Overlay networks are a key vehicle for delivering network and processing resources to high performance applications. For shared networks, however, to consistently deliver such resources at desired levels of performance, overlays must be managed at runtime, based on the continuous assessment and prediction of available distributed resources. Data-intensive applications, for example, must assess, predict, and judiciously use available network paths, and dynamically choose alternate or exploit concurrent paths. Otherwise, they cannot sustain the consistent levels of performance required by tasks like remote data visualization, online program steering, and remote access to high end devices. The multiplicity of data streams occurring in complex scientific workflows or in large-scale distributed collaborations exacerbate this problem, particularly when different streams have different performance requirements. This paper presents IQ-Paths, a set of techniques and their middleware realization that implement self-regulating overlay streams for data-intensive distributed applications.
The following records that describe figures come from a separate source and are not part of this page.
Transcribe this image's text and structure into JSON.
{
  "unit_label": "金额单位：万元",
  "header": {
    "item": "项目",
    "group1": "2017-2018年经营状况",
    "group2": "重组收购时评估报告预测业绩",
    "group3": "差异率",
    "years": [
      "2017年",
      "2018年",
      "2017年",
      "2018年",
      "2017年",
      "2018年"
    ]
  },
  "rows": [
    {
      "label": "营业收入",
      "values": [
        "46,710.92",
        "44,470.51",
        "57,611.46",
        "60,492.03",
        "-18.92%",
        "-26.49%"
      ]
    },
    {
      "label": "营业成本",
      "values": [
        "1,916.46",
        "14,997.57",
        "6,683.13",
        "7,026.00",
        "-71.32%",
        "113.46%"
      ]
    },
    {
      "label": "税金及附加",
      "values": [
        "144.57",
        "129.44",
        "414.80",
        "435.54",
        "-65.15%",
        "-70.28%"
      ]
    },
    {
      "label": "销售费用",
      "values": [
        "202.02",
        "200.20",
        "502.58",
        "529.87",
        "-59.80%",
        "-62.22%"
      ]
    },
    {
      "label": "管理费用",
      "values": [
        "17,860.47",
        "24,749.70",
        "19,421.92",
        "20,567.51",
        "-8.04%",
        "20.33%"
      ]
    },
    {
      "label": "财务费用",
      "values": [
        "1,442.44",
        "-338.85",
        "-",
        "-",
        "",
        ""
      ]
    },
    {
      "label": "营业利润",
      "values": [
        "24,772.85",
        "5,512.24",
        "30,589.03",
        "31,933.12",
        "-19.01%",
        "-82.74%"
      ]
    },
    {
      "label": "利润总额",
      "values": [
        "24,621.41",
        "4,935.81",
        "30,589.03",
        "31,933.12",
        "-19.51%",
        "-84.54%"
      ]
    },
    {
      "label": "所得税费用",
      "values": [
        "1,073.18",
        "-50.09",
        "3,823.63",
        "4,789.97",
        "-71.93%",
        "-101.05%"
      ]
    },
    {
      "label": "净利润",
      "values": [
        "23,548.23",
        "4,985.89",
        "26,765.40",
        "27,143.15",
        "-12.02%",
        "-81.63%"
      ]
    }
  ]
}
Self-regulation is based on (1) the dynamic and continuous assessment of the quality of each overlay path, (2) the use of online network monitoring and statistical analyses that provide probabilistic guarantees about available path bandwidth, loss rate, and RTT, and (3) self-management, via an efficient packet routing and scheduling algorithm that dynamically schedules data packets to different overlay paths in accordance with their available bandwidths. IQ-Paths offers probabilistic guarantees for application-level specifications of stream utility, based on statistical predictions of available network bandwidth. This affords applications with the ability, for instance, to send control or steering data across overlay paths that offer strong guarantees for future bandwidth vs. across less guaranteed paths. Experimental results presented in this paper use IQ-Paths to better handle the different kinds of data produced by two high performance applications and one multimedia application: (1) a data-driven interactive high performance code with user-defined utility requirements, (2) an adaptive overlay version of the popular Grid-FTP application, and (3) a MPEG-4 Fine-Grained Scalable layered video streaming.